Fahrig finished second.
Floor Exercise Final Men
1 HAMBUECHEN Fabian GER – 15.450
2 FAHRIG Matthias GER – 15.400









6 comments ↓
Yup. Very cool. A couple skills are landed a tad low, but I love how he fights for sticks and tries to be clean.
full twisting 1-3/4 is interesting too.
oh but those knees and toes!
a bit of a random question for other coaches here, now I can’t tell you how many times I’ve yelled at my kids for bending their arms and having their hands wider than shoulder width on handsprings (front and back), but the more times I see elites do this the less I believe it to be necessary, if you look at :46, and most kids do this in back handspring into double saltos, it brings you closer to the ground, so you flip faster, giving you more momentum to be transferred to more power (like doing a whip with you hands barely touching the ground), so the question is is a push stronger than a shove in tumbling and have I been making an unnecessary correction over and over for the last 6 years?

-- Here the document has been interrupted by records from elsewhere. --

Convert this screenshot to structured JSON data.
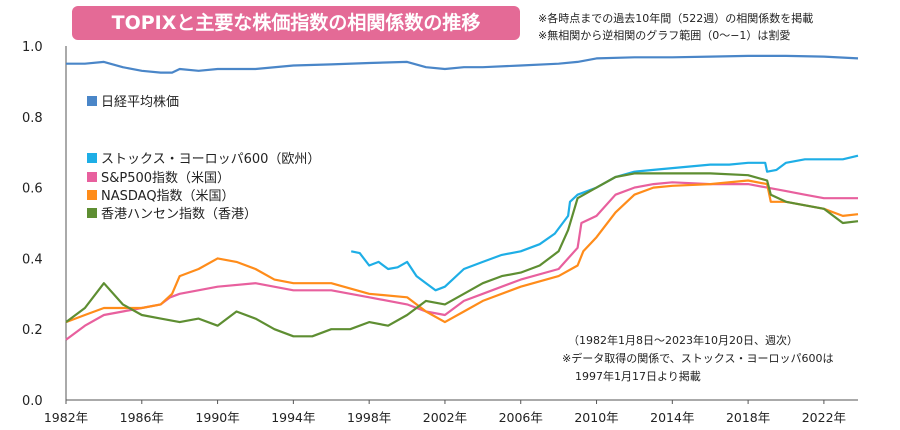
{
  "title": "TOPIXと主要な株価指数の相関係数の推移",
  "notes_top": [
    "※各時点までの過去10年間（522週）の相関係数を掲載",
    "※無相関から逆相関のグラフ範囲（0〜−1）は割愛"
  ],
  "notes_bottom": [
    "（1982年1月8日〜2023年10月20日、週次）",
    "※データ取得の関係で、ストックス・ヨーロッパ600は",
    "1997年1月17日より掲載"
  ],
  "chart_data": {
    "type": "line",
    "xlim": [
      1982,
      2023.8
    ],
    "ylim": [
      0,
      1.0
    ],
    "y_ticks": [
      "0.0",
      "0.2",
      "0.4",
      "0.6",
      "0.8",
      "1.0"
    ],
    "x_ticks": [
      "1982年",
      "1986年",
      "1990年",
      "1994年",
      "1998年",
      "2002年",
      "2006年",
      "2010年",
      "2014年",
      "2018年",
      "2022年"
    ],
    "grid": false,
    "legend_position": "left",
    "series": [
      {
        "name": "日経平均株価",
        "color": "#4a86c8",
        "points": [
          [
            1982,
            0.95
          ],
          [
            1983,
            0.95
          ],
          [
            1984,
            0.955
          ],
          [
            1985,
            0.94
          ],
          [
            1986,
            0.93
          ],
          [
            1987,
            0.925
          ],
          [
            1987.6,
            0.925
          ],
          [
            1988,
            0.935
          ],
          [
            1989,
            0.93
          ],
          [
            1990,
            0.935
          ],
          [
            1992,
            0.935
          ],
          [
            1994,
            0.945
          ],
          [
            1996,
            0.948
          ],
          [
            1998,
            0.952
          ],
          [
            2000,
            0.955
          ],
          [
            2001,
            0.94
          ],
          [
            2002,
            0.935
          ],
          [
            2003,
            0.94
          ],
          [
            2004,
            0.94
          ],
          [
            2006,
            0.945
          ],
          [
            2008,
            0.95
          ],
          [
            2009,
            0.955
          ],
          [
            2010,
            0.965
          ],
          [
            2012,
            0.968
          ],
          [
            2014,
            0.968
          ],
          [
            2016,
            0.97
          ],
          [
            2018,
            0.972
          ],
          [
            2020,
            0.972
          ],
          [
            2022,
            0.97
          ],
          [
            2023.8,
            0.965
          ]
        ]
      },
      {
        "name": "ストックス・ヨーロッパ600（欧州）",
        "color": "#1eaee6",
        "points": [
          [
            1997.05,
            0.42
          ],
          [
            1997.5,
            0.415
          ],
          [
            1998,
            0.38
          ],
          [
            1998.5,
            0.39
          ],
          [
            1999,
            0.37
          ],
          [
            1999.5,
            0.375
          ],
          [
            2000,
            0.39
          ],
          [
            2000.5,
            0.35
          ],
          [
            2001,
            0.33
          ],
          [
            2001.5,
            0.31
          ],
          [
            2002,
            0.32
          ],
          [
            2003,
            0.37
          ],
          [
            2004,
            0.39
          ],
          [
            2005,
            0.41
          ],
          [
            2006,
            0.42
          ],
          [
            2007,
            0.44
          ],
          [
            2007.8,
            0.47
          ],
          [
            2008.5,
            0.52
          ],
          [
            2008.6,
            0.56
          ],
          [
            2009,
            0.58
          ],
          [
            2010,
            0.6
          ],
          [
            2011,
            0.63
          ],
          [
            2012,
            0.645
          ],
          [
            2013,
            0.65
          ],
          [
            2014,
            0.655
          ],
          [
            2015,
            0.66
          ],
          [
            2016,
            0.665
          ],
          [
            2017,
            0.665
          ],
          [
            2018,
            0.67
          ],
          [
            2018.9,
            0.67
          ],
          [
            2019,
            0.645
          ],
          [
            2019.5,
            0.65
          ],
          [
            2020,
            0.67
          ],
          [
            2021,
            0.68
          ],
          [
            2022,
            0.68
          ],
          [
            2023,
            0.68
          ],
          [
            2023.8,
            0.69
          ]
        ]
      },
      {
        "name": "S&P500指数（米国）",
        "color": "#e8609e",
        "points": [
          [
            1982,
            0.17
          ],
          [
            1983,
            0.21
          ],
          [
            1984,
            0.24
          ],
          [
            1985,
            0.25
          ],
          [
            1986,
            0.26
          ],
          [
            1987,
            0.27
          ],
          [
            1987.5,
            0.29
          ],
          [
            1988,
            0.3
          ],
          [
            1990,
            0.32
          ],
          [
            1992,
            0.33
          ],
          [
            1994,
            0.31
          ],
          [
            1996,
            0.31
          ],
          [
            1998,
            0.29
          ],
          [
            2000,
            0.27
          ],
          [
            2001,
            0.25
          ],
          [
            2002,
            0.24
          ],
          [
            2003,
            0.28
          ],
          [
            2004,
            0.3
          ],
          [
            2006,
            0.34
          ],
          [
            2008,
            0.37
          ],
          [
            2009,
            0.43
          ],
          [
            2009.2,
            0.5
          ],
          [
            2010,
            0.52
          ],
          [
            2011,
            0.58
          ],
          [
            2012,
            0.6
          ],
          [
            2013,
            0.61
          ],
          [
            2014,
            0.615
          ],
          [
            2016,
            0.61
          ],
          [
            2018,
            0.61
          ],
          [
            2019,
            0.6
          ],
          [
            2020,
            0.59
          ],
          [
            2021,
            0.58
          ],
          [
            2022,
            0.57
          ],
          [
            2023,
            0.57
          ],
          [
            2023.8,
            0.57
          ]
        ]
      },
      {
        "name": "NASDAQ指数（米国）",
        "color": "#ff8c1a",
        "points": [
          [
            1982,
            0.22
          ],
          [
            1983,
            0.24
          ],
          [
            1984,
            0.26
          ],
          [
            1985,
            0.26
          ],
          [
            1986,
            0.26
          ],
          [
            1987,
            0.27
          ],
          [
            1987.6,
            0.3
          ],
          [
            1988,
            0.35
          ],
          [
            1989,
            0.37
          ],
          [
            1990,
            0.4
          ],
          [
            1991,
            0.39
          ],
          [
            1992,
            0.37
          ],
          [
            1993,
            0.34
          ],
          [
            1994,
            0.33
          ],
          [
            1996,
            0.33
          ],
          [
            1998,
            0.3
          ],
          [
            2000,
            0.29
          ],
          [
            2001,
            0.25
          ],
          [
            2002,
            0.22
          ],
          [
            2003,
            0.25
          ],
          [
            2004,
            0.28
          ],
          [
            2006,
            0.32
          ],
          [
            2008,
            0.35
          ],
          [
            2009,
            0.38
          ],
          [
            2009.3,
            0.42
          ],
          [
            2010,
            0.46
          ],
          [
            2011,
            0.53
          ],
          [
            2012,
            0.58
          ],
          [
            2013,
            0.6
          ],
          [
            2014,
            0.605
          ],
          [
            2016,
            0.61
          ],
          [
            2018,
            0.62
          ],
          [
            2019,
            0.61
          ],
          [
            2019.2,
            0.56
          ],
          [
            2020,
            0.56
          ],
          [
            2021,
            0.55
          ],
          [
            2022,
            0.54
          ],
          [
            2023,
            0.52
          ],
          [
            2023.8,
            0.525
          ]
        ]
      },
      {
        "name": "香港ハンセン指数（香港）",
        "color": "#5e8e32",
        "points": [
          [
            1982,
            0.22
          ],
          [
            1983,
            0.26
          ],
          [
            1984,
            0.33
          ],
          [
            1985,
            0.27
          ],
          [
            1986,
            0.24
          ],
          [
            1987,
            0.23
          ],
          [
            1988,
            0.22
          ],
          [
            1989,
            0.23
          ],
          [
            1990,
            0.21
          ],
          [
            1991,
            0.25
          ],
          [
            1992,
            0.23
          ],
          [
            1993,
            0.2
          ],
          [
            1994,
            0.18
          ],
          [
            1995,
            0.18
          ],
          [
            1996,
            0.2
          ],
          [
            1997,
            0.2
          ],
          [
            1998,
            0.22
          ],
          [
            1999,
            0.21
          ],
          [
            2000,
            0.24
          ],
          [
            2001,
            0.28
          ],
          [
            2002,
            0.27
          ],
          [
            2003,
            0.3
          ],
          [
            2004,
            0.33
          ],
          [
            2005,
            0.35
          ],
          [
            2006,
            0.36
          ],
          [
            2007,
            0.38
          ],
          [
            2008,
            0.42
          ],
          [
            2008.5,
            0.48
          ],
          [
            2009,
            0.57
          ],
          [
            2010,
            0.6
          ],
          [
            2011,
            0.63
          ],
          [
            2012,
            0.64
          ],
          [
            2013,
            0.64
          ],
          [
            2014,
            0.64
          ],
          [
            2016,
            0.64
          ],
          [
            2018,
            0.635
          ],
          [
            2019,
            0.62
          ],
          [
            2019.2,
            0.58
          ],
          [
            2020,
            0.56
          ],
          [
            2021,
            0.55
          ],
          [
            2022,
            0.54
          ],
          [
            2023,
            0.5
          ],
          [
            2023.8,
            0.505
          ]
        ]
      }
    ]
  }
}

Wow!! very cool. he’s got some definite form issues, but overall i love that he’s performing unique combinations.
Hey Coach Frank,
I think you are right to insist on parallel arms and “good technique” with age group gymnasts.

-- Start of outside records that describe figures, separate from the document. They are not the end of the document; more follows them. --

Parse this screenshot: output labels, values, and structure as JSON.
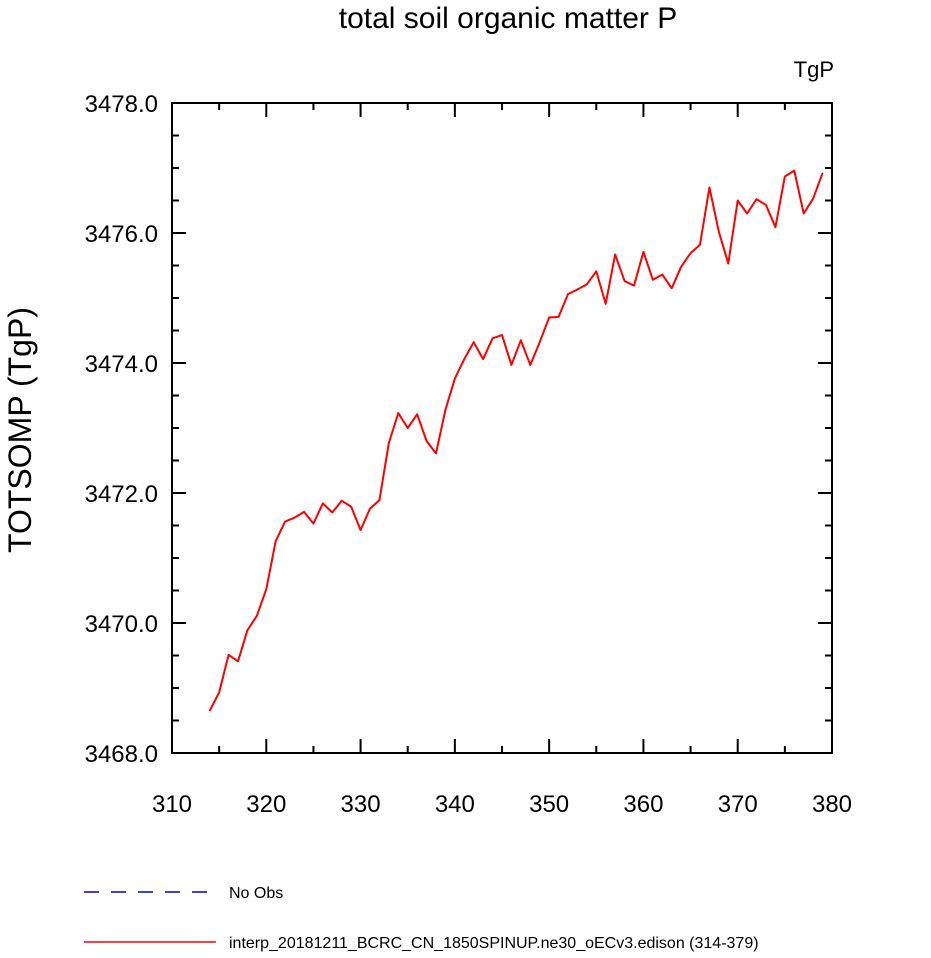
{
  "chart_data": {
    "type": "line",
    "title": "total soil organic matter P",
    "units_label": "TgP",
    "xlabel": "",
    "ylabel": "TOTSOMP  (TgP)",
    "xlim": [
      310,
      380
    ],
    "ylim": [
      3468.0,
      3478.0
    ],
    "x_ticks": [
      310,
      320,
      330,
      340,
      350,
      360,
      370,
      380
    ],
    "x_tick_labels": [
      "310",
      "320",
      "330",
      "340",
      "350",
      "360",
      "370",
      "380"
    ],
    "y_ticks": [
      3468.0,
      3470.0,
      3472.0,
      3474.0,
      3476.0,
      3478.0
    ],
    "y_tick_labels": [
      "3468.0",
      "3470.0",
      "3472.0",
      "3474.0",
      "3476.0",
      "3478.0"
    ],
    "grid": false,
    "legend_position": "bottom",
    "series": [
      {
        "name": "No Obs",
        "color": "#0000cc",
        "dash": "dashed",
        "x": [],
        "y": []
      },
      {
        "name": "interp_20181211_BCRC_CN_1850SPINUP.ne30_oECv3.edison (314-379)",
        "color": "#ff0000",
        "dash": "solid",
        "x": [
          314,
          315,
          316,
          317,
          318,
          319,
          320,
          321,
          322,
          323,
          324,
          325,
          326,
          327,
          328,
          329,
          330,
          331,
          332,
          333,
          334,
          335,
          336,
          337,
          338,
          339,
          340,
          341,
          342,
          343,
          344,
          345,
          346,
          347,
          348,
          349,
          350,
          351,
          352,
          353,
          354,
          355,
          356,
          357,
          358,
          359,
          360,
          361,
          362,
          363,
          364,
          365,
          366,
          367,
          368,
          369,
          370,
          371,
          372,
          373,
          374,
          375,
          376,
          377,
          378,
          379
        ],
        "y": [
          3468.65,
          3468.93,
          3469.51,
          3469.41,
          3469.89,
          3470.11,
          3470.52,
          3471.26,
          3471.56,
          3471.62,
          3471.71,
          3471.53,
          3471.84,
          3471.7,
          3471.88,
          3471.79,
          3471.43,
          3471.76,
          3471.89,
          3472.77,
          3473.23,
          3473.0,
          3473.21,
          3472.8,
          3472.61,
          3473.28,
          3473.76,
          3474.06,
          3474.32,
          3474.06,
          3474.38,
          3474.43,
          3473.97,
          3474.35,
          3473.97,
          3474.32,
          3474.7,
          3474.71,
          3475.06,
          3475.13,
          3475.21,
          3475.41,
          3474.91,
          3475.67,
          3475.26,
          3475.19,
          3475.71,
          3475.28,
          3475.36,
          3475.15,
          3475.48,
          3475.69,
          3475.82,
          3476.7,
          3476.02,
          3475.53,
          3476.5,
          3476.3,
          3476.52,
          3476.43,
          3476.09,
          3476.87,
          3476.96,
          3476.3,
          3476.53,
          3476.92
        ]
      }
    ]
  }
}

Kyle Shewfelt had fantastic basics, yet later went to some wide arm round-offs and backward handsprings.
It was never deliberate to change. Kyle speculated that his body learned the modified technique to increase consistency on the landing.

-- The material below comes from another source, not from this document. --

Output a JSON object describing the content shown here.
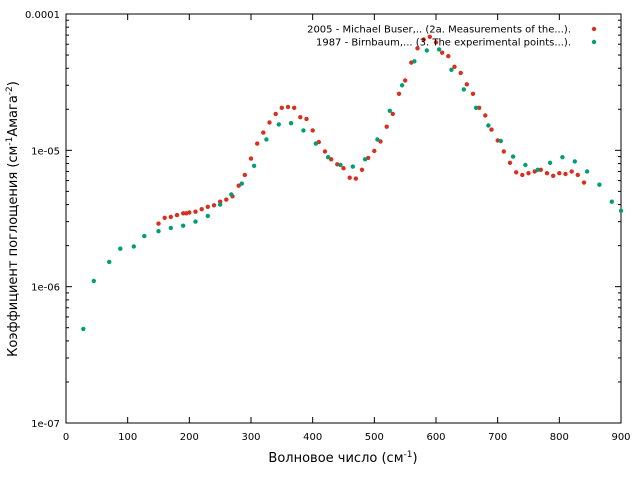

Frank: I do believe it is most effective to start off by teaching backhandsprings with the hands shoulder width and the arms straight. However, in some cases bringing the body closer to the ground on the backhandspring (ie bending the arms) sets up for better height and rotation on the following skill. If a gymnast has straight arms and gets too much block on the backhandspring, they’ll overrotate it, causing the next skill to rocket straight backwards.
I don’t know that I would specifically tell a kid to bend their arms, though; as Rick said, the change tends to make itself over time, without the gymnast having to deliberately adjust.